| “It
was K9 who asked ‘Why don’t we start making beats
for ourselves?’,” states Dice.
It was a simple question that would effectively change the
future for the band.
“People didn’t really appreciate what we were
doing,” starts Dice. “We enjoyed what we were
doing and the mainstream areas of others but K9 wanted to
put out songs that people really enjoyed listening to. I was
more into the pure hip-hop, beats and rhymes and K9 started
to put some melody into it. We stopped the samples and began
to make our own sounds but K9 and I weren’t really good
performers so we needed a formula. So I asked Hi-C to do the
singing for some of our songs and Trapp to do some verses.”

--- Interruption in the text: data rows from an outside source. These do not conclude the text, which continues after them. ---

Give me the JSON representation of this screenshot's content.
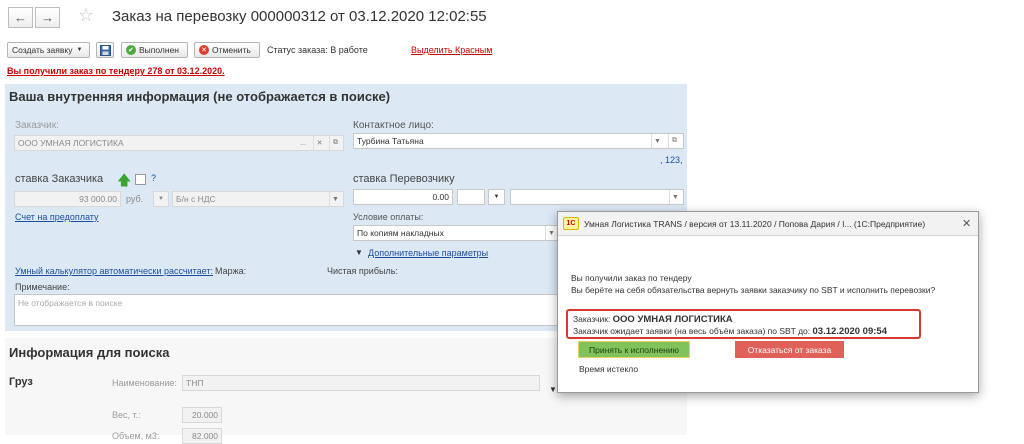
{
  "header": {
    "back_glyph": "←",
    "forward_glyph": "→",
    "star_glyph": "☆",
    "title": "Заказ на перевозку 000000312 от 03.12.2020 12:02:55"
  },
  "toolbar": {
    "create_order": "Создать заявку",
    "done": "Выполнен",
    "cancel": "Отменить",
    "status": "Статус заказа: В работе",
    "highlight_red": "Выделить Красным"
  },
  "tender_notice": "Вы получили заказ по тендеру 278 от 03.12.2020.",
  "internal": {
    "title": "Ваша внутренняя информация (не отображается в поиске)",
    "customer_label": "Заказчик:",
    "customer_value": "ООО УМНАЯ ЛОГИСТИКА",
    "contact_label": "Контактное лицо:",
    "contact_value": "Турбина Татьяна",
    "contact_extra": ", 123,",
    "customer_rate_label": "ставка Заказчика",
    "question": "?",
    "customer_rate_value": "93 000.00",
    "currency": "руб.",
    "vat": "Б/н с НДС",
    "carrier_rate_label": "ставка Перевозчику",
    "carrier_rate_value": "0.00",
    "prepay_invoice": "Счет на предоплату",
    "payment_terms_label": "Условие оплаты:",
    "payment_terms_value": "По копиям накладных",
    "additional_params": "Дополнительные параметры",
    "calculator": "Умный калькулятор автоматически рассчитает:",
    "margin": "Маржа:",
    "net_profit": "Чистая прибыль:",
    "note_label": "Примечание:",
    "note_placeholder": "Не отображается в поиске"
  },
  "search_info": {
    "title": "Информация для поиска",
    "cargo": "Груз",
    "name_label": "Наименование:",
    "name_value": "ТНП",
    "weight_label": "Вес, т.:",
    "weight_value": "20.000",
    "volume_label": "Объем, м3:",
    "volume_value": "82.000"
  },
  "dialog": {
    "logo": "1С",
    "title": "Умная Логистика TRANS / версия от 13.11.2020 / Попова Дария / I... (1С:Предприятие)",
    "close": "✕",
    "line1": "Вы получили заказ по тендеру",
    "line2": "Вы берёте на себя обязательства вернуть заявки заказчику по SBT и исполнить перевозки?",
    "customer_prefix": "Заказчик:",
    "customer_name": "ООО УМНАЯ ЛОГИСТИКА",
    "waiting_text": "Заказчик ожидает заявки (на весь объём заказа) по SBT до:",
    "deadline": "03.12.2020 09:54",
    "accept": "Принять к исполнению",
    "refuse": "Отказаться от заказа",
    "expired": "Время истекло"
  },
  "colors": {
    "panel_bg": "#dce9f5",
    "red": "#cc0000",
    "accept_bg": "#7fc35a",
    "refuse_bg": "#e0605a",
    "link": "#1a4f9c"
  }
}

It would be a willing formula that would produce the successful
hit ‘Itsumo’ but by all accounts the song’s
achievements far excelled its expectations.
“People were criticising the song. It’s a very
lame rap song. It’s like a joke, we never really planned
releasing it,” begins Dice. “But we went to a
bar and they played our song. No one knew that we were drinking
there. When they played it everyone was shouting and screaming
and standing on tables. It was weird and frustrating because
we have tracks in our album that we put our heart and effort
into and there’s this song that took 15 minutes and
all of a sudden it’s like a hit. But we came to appreciate
it later on.”
As fans of Japanese animation movies the pair were inspired
and thought about the possibility of creating a song for an
anime. With no one speaking Japanese, Hi-C explains how they
managed to persuade a neighbour who had recently returned
from working in Japan to translate their lyrics.
“We made the beat and wrote the lyrics in English. K9
wrote the melody and she translated it,” adds Dice.